# Little green flies!



## Petah (Dec 19, 2010)

I just noticed tiny little green flies on the water surface of my EBI. Ugh, anyone know how to get rid of them?

I currently have yellow shrimps.


----------



## CRS Fan (Apr 21, 2010)

They could be aphids. Don't worry though, they are harmless to your shrimp . If you aim your filter spraybar at a 45 degree angle to the surface, the surface agitation should make them dissipate.

Best regards,

Stuart


----------



## Petah (Dec 19, 2010)

Oh great! You are so wise.


----------



## Keri (Aug 2, 2010)

Shrimp Fairies?


----------



## Petah (Dec 19, 2010)

OMG, shrimp fairies are kinda creepy looking. No, it's little green flies on the surface.
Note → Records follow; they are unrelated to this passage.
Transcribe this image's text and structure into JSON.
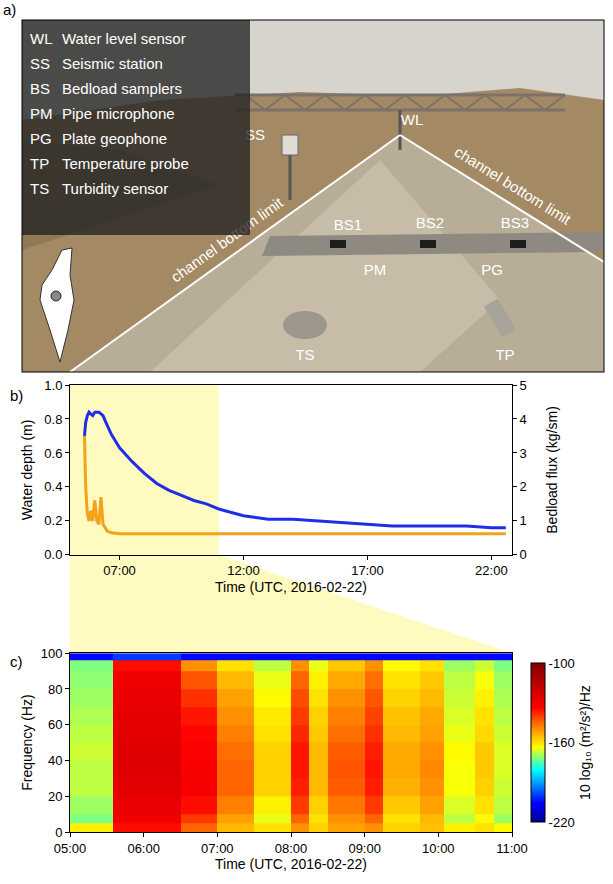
{
  "photo": {
    "letter": "a)",
    "key": [
      {
        "code": "WL",
        "text": "Water level sensor"
      },
      {
        "code": "SS",
        "text": "Seismic station"
      },
      {
        "code": "BS",
        "text": "Bedload samplers"
      },
      {
        "code": "PM",
        "text": "Pipe microphone"
      },
      {
        "code": "PG",
        "text": "Plate geophone"
      },
      {
        "code": "TP",
        "text": "Temperature probe"
      },
      {
        "code": "TS",
        "text": "Turbidity sensor"
      }
    ],
    "photo_labels": [
      "SS",
      "WL",
      "BS1",
      "BS2",
      "BS3",
      "PM",
      "PG",
      "TS",
      "TP"
    ],
    "line_labels": [
      "channel bottom limit",
      "channel bottom limit"
    ]
  },
  "chart_data": [
    {
      "panel": "b)",
      "type": "line",
      "x_title": "Time (UTC, 2016-02-22)",
      "y_title": "Water depth (m)",
      "y2_title": "Bedload flux (kg/sm)",
      "xlim": [
        "2016-02-22 05:00",
        "2016-02-22 22:50"
      ],
      "xticks": [
        {
          "value": "2016-02-22 07:00",
          "label": "07:00"
        },
        {
          "value": "2016-02-22 12:00",
          "label": "12:00"
        },
        {
          "value": "2016-02-22 17:00",
          "label": "17:00"
        },
        {
          "value": "2016-02-22 22:00",
          "label": "22:00"
        }
      ],
      "ylim": [
        0,
        1
      ],
      "yticks": [
        {
          "value": 0,
          "label": "0.0"
        },
        {
          "value": 0.2,
          "label": "0.2"
        },
        {
          "value": 0.4,
          "label": "0.4"
        },
        {
          "value": 0.6,
          "label": "0.6"
        },
        {
          "value": 0.8,
          "label": "0.8"
        },
        {
          "value": 1,
          "label": "1.0"
        }
      ],
      "y2lim": [
        0,
        5
      ],
      "y2ticks": [
        0,
        1,
        2,
        3,
        4,
        5
      ],
      "grid": false,
      "x": [
        "2016-02-22 05:35",
        "2016-02-22 05:38",
        "2016-02-22 05:42",
        "2016-02-22 05:46",
        "2016-02-22 05:50",
        "2016-02-22 05:55",
        "2016-02-22 06:00",
        "2016-02-22 06:05",
        "2016-02-22 06:10",
        "2016-02-22 06:15",
        "2016-02-22 06:20",
        "2016-02-22 06:25",
        "2016-02-22 06:30",
        "2016-02-22 06:40",
        "2016-02-22 06:50",
        "2016-02-22 07:00",
        "2016-02-22 07:30",
        "2016-02-22 08:00",
        "2016-02-22 08:30",
        "2016-02-22 09:00",
        "2016-02-22 09:30",
        "2016-02-22 10:00",
        "2016-02-22 10:30",
        "2016-02-22 11:00",
        "2016-02-22 12:00",
        "2016-02-22 13:00",
        "2016-02-22 14:00",
        "2016-02-22 15:00",
        "2016-02-22 16:00",
        "2016-02-22 17:00",
        "2016-02-22 18:00",
        "2016-02-22 19:00",
        "2016-02-22 20:00",
        "2016-02-22 21:00",
        "2016-02-22 22:00",
        "2016-02-22 22:35"
      ],
      "series": [
        {
          "color": "#1f2ee6",
          "axis": "y",
          "values": [
            0.7,
            0.78,
            0.82,
            0.84,
            0.83,
            0.82,
            0.84,
            0.84,
            0.84,
            0.83,
            0.82,
            0.79,
            0.76,
            0.71,
            0.67,
            0.63,
            0.55,
            0.48,
            0.42,
            0.38,
            0.35,
            0.32,
            0.3,
            0.27,
            0.23,
            0.21,
            0.21,
            0.2,
            0.19,
            0.18,
            0.17,
            0.17,
            0.17,
            0.17,
            0.16,
            0.16
          ]
        },
        {
          "color": "#f5a21b",
          "axis": "y2",
          "values": [
            3.5,
            2.0,
            1.2,
            1.0,
            1.3,
            1.0,
            1.6,
            1.0,
            0.9,
            1.7,
            0.9,
            0.8,
            0.7,
            0.65,
            0.63,
            0.62,
            0.62,
            0.62,
            0.62,
            0.62,
            0.62,
            0.62,
            0.62,
            0.62,
            0.62,
            0.62,
            0.62,
            0.62,
            0.62,
            0.62,
            0.62,
            0.62,
            0.62,
            0.62,
            0.62,
            0.62
          ]
        }
      ]
    },
    {
      "panel": "c)",
      "type": "heatmap",
      "x_title": "Time (UTC, 2016-02-22)",
      "y_title": "Frequency (Hz)",
      "xlim": [
        "2016-02-22 05:00",
        "2016-02-22 11:00"
      ],
      "xticks": [
        {
          "value": "2016-02-22 05:00",
          "label": "05:00"
        },
        {
          "value": "2016-02-22 06:00",
          "label": "06:00"
        },
        {
          "value": "2016-02-22 07:00",
          "label": "07:00"
        },
        {
          "value": "2016-02-22 08:00",
          "label": "08:00"
        },
        {
          "value": "2016-02-22 09:00",
          "label": "09:00"
        },
        {
          "value": "2016-02-22 10:00",
          "label": "10:00"
        },
        {
          "value": "2016-02-22 11:00",
          "label": "11:00"
        }
      ],
      "ylim": [
        0,
        100
      ],
      "yticks": [
        0,
        20,
        40,
        60,
        80,
        100
      ],
      "grid": false,
      "x": [
        "2016-02-22 05:00",
        "2016-02-22 05:35",
        "2016-02-22 06:30",
        "2016-02-22 07:00",
        "2016-02-22 07:30",
        "2016-02-22 08:00",
        "2016-02-22 08:15",
        "2016-02-22 08:30",
        "2016-02-22 09:00",
        "2016-02-22 09:15",
        "2016-02-22 09:45",
        "2016-02-22 10:05",
        "2016-02-22 10:30",
        "2016-02-22 10:45",
        "2016-02-22 11:00"
      ],
      "y": [
        0,
        5,
        10,
        20,
        30,
        40,
        50,
        60,
        70,
        80,
        90,
        96,
        100
      ],
      "cells": [
        [
          -162,
          -135,
          -145,
          -155,
          -160,
          -150,
          -158,
          -152,
          -150,
          -158,
          -156,
          -162,
          -160,
          -163
        ],
        [
          -172,
          -130,
          -140,
          -152,
          -165,
          -145,
          -160,
          -150,
          -145,
          -160,
          -155,
          -168,
          -163,
          -170
        ],
        [
          -170,
          -128,
          -135,
          -148,
          -162,
          -140,
          -158,
          -147,
          -140,
          -157,
          -152,
          -166,
          -160,
          -168
        ],
        [
          -168,
          -126,
          -132,
          -145,
          -158,
          -137,
          -155,
          -144,
          -137,
          -154,
          -150,
          -164,
          -158,
          -167
        ],
        [
          -168,
          -125,
          -132,
          -145,
          -158,
          -136,
          -155,
          -143,
          -136,
          -153,
          -149,
          -164,
          -157,
          -166
        ],
        [
          -167,
          -125,
          -133,
          -146,
          -158,
          -136,
          -155,
          -144,
          -137,
          -153,
          -150,
          -163,
          -157,
          -166
        ],
        [
          -168,
          -126,
          -134,
          -148,
          -160,
          -138,
          -157,
          -146,
          -139,
          -155,
          -152,
          -165,
          -159,
          -167
        ],
        [
          -169,
          -127,
          -136,
          -150,
          -161,
          -140,
          -158,
          -148,
          -141,
          -156,
          -153,
          -166,
          -160,
          -168
        ],
        [
          -170,
          -128,
          -139,
          -152,
          -163,
          -142,
          -160,
          -150,
          -143,
          -158,
          -155,
          -167,
          -162,
          -169
        ],
        [
          -171,
          -130,
          -143,
          -155,
          -165,
          -145,
          -162,
          -153,
          -146,
          -160,
          -157,
          -168,
          -164,
          -170
        ],
        [
          -172,
          -135,
          -150,
          -160,
          -168,
          -150,
          -165,
          -157,
          -150,
          -163,
          -160,
          -170,
          -167,
          -172
        ],
        [
          -205,
          -200,
          -205,
          -205,
          -205,
          -205,
          -205,
          -205,
          -205,
          -205,
          -205,
          -205,
          -205,
          -205
        ]
      ],
      "colorbar_title": "10 log₁₀ (m²/s²)/Hz",
      "colorbar_range": [
        -220,
        -100
      ],
      "colorbar_ticks": [
        -220,
        -160,
        -100
      ]
    }
  ]
}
Abit bigger than fruit flies.


----------



## Petah (Dec 19, 2010)

Stuart, it's not aphids either. You can see two little wings on them. But i just crushed them. But i will turn the spray bar up to avoid potential problems in the future.


----------



## gwcana (Apr 22, 2010)

might help if you had a pics...


----------



## CRS Fan (Apr 21, 2010)

They might also be a type of Drosophila species (fruit fly).

Respectfully,

Stuart


----------